The Naso-Gastric Tube Experience

Whenever a patient has an abdominal surgery that involves manipulation of the gut in any way, the almost inevitable consequence of that post operatively is to have a tube placed in one nostril that goes down into the stomach.  The tube is then hooked up to suction and the gastric juices that are produced on a continuous basis are sucked out in order to allow the bowel to rest and recuperate. All of this is great, except the tube is truly awful.
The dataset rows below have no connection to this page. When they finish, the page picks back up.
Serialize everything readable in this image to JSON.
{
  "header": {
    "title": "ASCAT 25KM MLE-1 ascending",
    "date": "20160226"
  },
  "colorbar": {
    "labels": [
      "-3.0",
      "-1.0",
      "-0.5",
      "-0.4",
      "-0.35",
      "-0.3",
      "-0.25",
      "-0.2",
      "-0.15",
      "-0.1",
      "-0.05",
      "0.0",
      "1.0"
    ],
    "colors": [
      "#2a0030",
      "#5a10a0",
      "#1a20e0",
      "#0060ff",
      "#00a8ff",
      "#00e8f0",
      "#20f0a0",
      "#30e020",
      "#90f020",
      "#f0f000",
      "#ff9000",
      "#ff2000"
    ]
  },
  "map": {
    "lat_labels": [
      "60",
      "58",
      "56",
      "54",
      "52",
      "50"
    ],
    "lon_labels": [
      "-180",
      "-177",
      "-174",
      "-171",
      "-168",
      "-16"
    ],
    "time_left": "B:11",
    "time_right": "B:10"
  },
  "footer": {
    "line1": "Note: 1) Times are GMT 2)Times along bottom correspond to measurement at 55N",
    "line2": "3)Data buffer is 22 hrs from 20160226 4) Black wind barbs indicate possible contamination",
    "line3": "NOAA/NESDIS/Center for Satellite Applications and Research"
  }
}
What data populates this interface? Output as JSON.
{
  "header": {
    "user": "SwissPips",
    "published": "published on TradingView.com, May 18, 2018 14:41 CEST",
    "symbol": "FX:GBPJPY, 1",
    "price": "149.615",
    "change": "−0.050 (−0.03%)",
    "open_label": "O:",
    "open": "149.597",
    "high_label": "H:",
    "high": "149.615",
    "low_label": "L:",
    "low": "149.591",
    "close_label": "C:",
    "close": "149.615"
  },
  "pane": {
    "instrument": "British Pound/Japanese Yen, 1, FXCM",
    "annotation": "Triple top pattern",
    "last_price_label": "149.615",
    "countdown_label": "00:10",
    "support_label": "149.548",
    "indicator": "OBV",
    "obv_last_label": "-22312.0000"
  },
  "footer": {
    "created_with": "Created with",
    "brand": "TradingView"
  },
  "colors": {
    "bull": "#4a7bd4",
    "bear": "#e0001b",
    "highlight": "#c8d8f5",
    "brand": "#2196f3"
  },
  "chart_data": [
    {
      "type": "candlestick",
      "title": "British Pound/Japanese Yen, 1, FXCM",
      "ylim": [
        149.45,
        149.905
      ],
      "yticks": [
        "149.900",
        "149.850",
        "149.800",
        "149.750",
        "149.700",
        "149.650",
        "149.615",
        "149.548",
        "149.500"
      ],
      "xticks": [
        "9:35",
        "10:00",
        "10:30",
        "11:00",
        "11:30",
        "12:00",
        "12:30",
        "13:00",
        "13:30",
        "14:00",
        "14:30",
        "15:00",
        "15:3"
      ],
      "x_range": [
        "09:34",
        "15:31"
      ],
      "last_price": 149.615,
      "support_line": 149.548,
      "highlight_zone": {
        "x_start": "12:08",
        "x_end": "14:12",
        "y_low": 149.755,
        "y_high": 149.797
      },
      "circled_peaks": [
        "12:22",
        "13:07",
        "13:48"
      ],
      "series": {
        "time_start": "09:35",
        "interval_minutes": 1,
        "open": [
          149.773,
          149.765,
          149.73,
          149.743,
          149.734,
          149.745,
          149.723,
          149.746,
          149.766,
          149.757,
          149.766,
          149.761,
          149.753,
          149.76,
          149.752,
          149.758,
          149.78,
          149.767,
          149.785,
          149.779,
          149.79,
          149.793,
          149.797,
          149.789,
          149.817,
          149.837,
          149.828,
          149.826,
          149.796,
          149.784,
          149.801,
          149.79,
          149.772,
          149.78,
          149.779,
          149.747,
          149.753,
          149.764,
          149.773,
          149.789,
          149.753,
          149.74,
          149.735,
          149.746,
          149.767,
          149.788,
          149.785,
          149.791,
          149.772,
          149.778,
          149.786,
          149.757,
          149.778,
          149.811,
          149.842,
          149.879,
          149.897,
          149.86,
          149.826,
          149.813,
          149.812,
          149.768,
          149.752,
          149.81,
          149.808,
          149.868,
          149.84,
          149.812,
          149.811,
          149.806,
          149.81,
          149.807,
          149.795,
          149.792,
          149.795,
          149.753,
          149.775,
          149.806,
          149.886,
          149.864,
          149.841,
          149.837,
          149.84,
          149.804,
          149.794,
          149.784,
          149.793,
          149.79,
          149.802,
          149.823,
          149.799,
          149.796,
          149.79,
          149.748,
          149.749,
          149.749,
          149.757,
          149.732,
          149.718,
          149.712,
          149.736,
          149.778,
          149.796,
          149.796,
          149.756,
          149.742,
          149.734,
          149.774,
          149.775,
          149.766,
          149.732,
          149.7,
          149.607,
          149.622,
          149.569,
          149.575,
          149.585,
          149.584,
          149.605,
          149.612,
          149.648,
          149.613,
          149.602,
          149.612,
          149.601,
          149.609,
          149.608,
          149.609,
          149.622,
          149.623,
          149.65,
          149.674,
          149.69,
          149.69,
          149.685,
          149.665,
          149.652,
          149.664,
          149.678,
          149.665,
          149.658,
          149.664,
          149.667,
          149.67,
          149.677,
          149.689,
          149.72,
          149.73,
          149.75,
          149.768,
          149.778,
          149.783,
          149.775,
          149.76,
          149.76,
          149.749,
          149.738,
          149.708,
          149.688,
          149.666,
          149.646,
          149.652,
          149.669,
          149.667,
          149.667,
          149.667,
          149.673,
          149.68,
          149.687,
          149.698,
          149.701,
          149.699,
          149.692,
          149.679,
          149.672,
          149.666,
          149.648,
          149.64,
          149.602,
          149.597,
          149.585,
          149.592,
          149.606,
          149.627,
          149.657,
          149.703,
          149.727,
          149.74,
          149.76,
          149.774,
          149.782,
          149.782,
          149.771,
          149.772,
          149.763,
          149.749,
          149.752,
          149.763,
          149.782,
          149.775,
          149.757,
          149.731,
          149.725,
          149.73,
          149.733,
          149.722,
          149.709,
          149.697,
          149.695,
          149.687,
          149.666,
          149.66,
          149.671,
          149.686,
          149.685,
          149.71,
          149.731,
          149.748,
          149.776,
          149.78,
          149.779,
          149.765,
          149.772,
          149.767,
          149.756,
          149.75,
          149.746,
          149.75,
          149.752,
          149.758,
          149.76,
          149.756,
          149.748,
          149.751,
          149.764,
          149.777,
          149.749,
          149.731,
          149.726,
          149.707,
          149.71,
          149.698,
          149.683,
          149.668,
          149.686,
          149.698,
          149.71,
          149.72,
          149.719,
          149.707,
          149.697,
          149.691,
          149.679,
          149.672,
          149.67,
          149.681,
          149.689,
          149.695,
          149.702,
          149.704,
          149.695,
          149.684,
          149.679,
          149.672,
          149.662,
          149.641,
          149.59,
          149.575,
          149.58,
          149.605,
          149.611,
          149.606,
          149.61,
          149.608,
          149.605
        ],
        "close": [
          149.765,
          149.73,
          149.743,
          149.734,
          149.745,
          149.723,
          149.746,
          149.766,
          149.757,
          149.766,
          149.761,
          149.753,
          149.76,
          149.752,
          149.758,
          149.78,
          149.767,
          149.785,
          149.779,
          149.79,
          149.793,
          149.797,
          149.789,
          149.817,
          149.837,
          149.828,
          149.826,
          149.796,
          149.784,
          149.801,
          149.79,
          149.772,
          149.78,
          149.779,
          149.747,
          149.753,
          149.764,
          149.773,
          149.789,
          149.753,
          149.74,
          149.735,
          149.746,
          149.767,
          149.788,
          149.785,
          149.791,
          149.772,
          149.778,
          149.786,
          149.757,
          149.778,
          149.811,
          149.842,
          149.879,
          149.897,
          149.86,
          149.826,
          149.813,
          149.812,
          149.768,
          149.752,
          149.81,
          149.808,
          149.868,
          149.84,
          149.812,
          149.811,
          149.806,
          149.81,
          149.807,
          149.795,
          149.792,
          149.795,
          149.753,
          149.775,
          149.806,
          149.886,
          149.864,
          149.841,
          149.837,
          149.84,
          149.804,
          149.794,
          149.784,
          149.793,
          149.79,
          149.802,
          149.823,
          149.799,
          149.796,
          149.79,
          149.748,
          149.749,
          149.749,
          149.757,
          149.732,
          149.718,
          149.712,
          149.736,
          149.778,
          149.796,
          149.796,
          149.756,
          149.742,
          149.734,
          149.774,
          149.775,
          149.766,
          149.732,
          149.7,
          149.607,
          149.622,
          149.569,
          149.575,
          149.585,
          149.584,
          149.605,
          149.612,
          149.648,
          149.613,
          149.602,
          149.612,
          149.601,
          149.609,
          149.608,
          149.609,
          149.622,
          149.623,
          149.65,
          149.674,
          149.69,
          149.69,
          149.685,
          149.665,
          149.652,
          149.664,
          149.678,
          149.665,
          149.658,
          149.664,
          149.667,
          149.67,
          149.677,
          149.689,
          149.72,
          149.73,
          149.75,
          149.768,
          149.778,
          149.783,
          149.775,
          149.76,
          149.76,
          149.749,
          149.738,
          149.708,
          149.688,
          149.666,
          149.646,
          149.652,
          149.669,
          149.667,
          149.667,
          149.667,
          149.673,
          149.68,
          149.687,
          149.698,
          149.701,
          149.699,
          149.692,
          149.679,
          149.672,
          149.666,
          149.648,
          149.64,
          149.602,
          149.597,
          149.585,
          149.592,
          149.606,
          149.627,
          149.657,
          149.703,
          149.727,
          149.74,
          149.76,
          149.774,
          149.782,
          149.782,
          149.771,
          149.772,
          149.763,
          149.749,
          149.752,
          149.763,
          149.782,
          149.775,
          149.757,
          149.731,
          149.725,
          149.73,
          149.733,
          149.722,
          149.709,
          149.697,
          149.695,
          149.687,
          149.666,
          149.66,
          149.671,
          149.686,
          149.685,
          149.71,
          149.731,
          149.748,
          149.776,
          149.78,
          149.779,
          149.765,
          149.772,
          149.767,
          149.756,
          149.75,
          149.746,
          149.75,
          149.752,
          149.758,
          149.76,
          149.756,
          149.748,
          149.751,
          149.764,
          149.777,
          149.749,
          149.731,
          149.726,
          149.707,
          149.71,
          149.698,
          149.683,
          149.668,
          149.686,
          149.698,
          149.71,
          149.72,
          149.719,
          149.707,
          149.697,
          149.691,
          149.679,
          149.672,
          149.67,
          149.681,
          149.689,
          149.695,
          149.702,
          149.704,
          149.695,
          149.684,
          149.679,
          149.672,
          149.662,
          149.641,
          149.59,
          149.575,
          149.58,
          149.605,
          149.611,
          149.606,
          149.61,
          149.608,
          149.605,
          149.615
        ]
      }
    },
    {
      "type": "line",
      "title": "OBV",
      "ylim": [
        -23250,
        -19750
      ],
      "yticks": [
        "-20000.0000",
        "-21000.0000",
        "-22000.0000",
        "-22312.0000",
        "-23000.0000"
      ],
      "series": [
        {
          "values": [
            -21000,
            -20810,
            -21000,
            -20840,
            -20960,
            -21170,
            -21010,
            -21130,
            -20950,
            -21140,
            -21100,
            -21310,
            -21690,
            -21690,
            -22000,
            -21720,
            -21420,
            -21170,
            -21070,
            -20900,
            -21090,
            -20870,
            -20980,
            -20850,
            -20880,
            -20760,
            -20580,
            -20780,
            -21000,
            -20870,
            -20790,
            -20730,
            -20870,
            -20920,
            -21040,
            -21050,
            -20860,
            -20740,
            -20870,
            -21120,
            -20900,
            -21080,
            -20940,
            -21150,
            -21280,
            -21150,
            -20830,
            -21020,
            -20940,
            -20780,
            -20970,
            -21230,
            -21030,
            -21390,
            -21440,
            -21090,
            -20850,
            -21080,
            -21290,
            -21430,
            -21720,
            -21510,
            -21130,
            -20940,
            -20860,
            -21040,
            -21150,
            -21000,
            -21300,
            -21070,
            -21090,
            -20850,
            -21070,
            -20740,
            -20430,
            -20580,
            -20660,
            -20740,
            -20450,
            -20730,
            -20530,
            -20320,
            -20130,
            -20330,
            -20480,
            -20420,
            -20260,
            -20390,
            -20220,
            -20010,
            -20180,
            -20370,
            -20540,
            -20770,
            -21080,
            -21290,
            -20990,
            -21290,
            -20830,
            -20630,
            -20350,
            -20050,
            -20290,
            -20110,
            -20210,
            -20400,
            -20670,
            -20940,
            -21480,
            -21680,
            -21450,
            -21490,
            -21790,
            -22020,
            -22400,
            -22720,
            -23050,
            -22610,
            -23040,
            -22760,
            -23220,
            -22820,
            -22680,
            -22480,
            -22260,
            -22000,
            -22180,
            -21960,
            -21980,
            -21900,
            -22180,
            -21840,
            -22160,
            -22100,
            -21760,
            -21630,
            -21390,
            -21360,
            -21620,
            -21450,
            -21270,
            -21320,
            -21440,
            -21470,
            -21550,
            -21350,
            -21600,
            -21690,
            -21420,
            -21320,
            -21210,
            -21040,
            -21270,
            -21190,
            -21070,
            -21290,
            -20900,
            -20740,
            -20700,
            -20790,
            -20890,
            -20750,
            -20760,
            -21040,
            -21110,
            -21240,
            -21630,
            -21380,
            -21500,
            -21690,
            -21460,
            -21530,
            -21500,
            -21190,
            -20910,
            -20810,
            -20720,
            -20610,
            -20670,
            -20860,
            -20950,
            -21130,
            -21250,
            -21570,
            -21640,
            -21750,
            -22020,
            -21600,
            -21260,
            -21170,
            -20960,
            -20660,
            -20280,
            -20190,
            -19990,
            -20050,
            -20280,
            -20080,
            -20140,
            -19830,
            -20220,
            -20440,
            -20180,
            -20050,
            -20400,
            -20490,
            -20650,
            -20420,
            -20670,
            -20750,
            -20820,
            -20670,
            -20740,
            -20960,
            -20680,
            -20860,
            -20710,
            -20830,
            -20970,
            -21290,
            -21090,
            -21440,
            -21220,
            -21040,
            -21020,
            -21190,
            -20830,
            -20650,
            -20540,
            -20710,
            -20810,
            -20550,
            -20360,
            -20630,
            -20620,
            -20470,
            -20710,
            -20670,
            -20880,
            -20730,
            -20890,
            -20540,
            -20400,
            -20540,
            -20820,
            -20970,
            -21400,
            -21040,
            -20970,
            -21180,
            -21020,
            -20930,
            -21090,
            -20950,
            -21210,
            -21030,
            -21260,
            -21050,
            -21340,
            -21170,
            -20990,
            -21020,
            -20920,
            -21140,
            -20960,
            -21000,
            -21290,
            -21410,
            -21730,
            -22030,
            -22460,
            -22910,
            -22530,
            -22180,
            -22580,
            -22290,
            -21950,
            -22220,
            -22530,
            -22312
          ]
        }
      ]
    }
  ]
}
First of all, it is a thick hard piece of plastic that one can feel quite painfully in both the nose and the back of the throat.  Then there is the gross factor.  Well meaning people visit you in the hospital and are confronted with unattractive green liquid rushing out your nose into a large container filled with similar looking material.  No one wants to hear that everyone's gastric juices look like this.  All they know is that yours do.  My youngest son thought that I had a ready made Hallowe'en costume without even trying.  Then there is the fact that the tube is heavy and there is no built in accommodation for this--if you let it swing free, your nose will be a wreck in no time, and hospital gowns do not have a pocket for the tube.  Such an oversight.  So the whole experience, while medically necessary, is an unpleasant one.  And don't get me started on having it replaced if it is pulled but then they decide that you actually still need it.  That is the stuff of nightmares.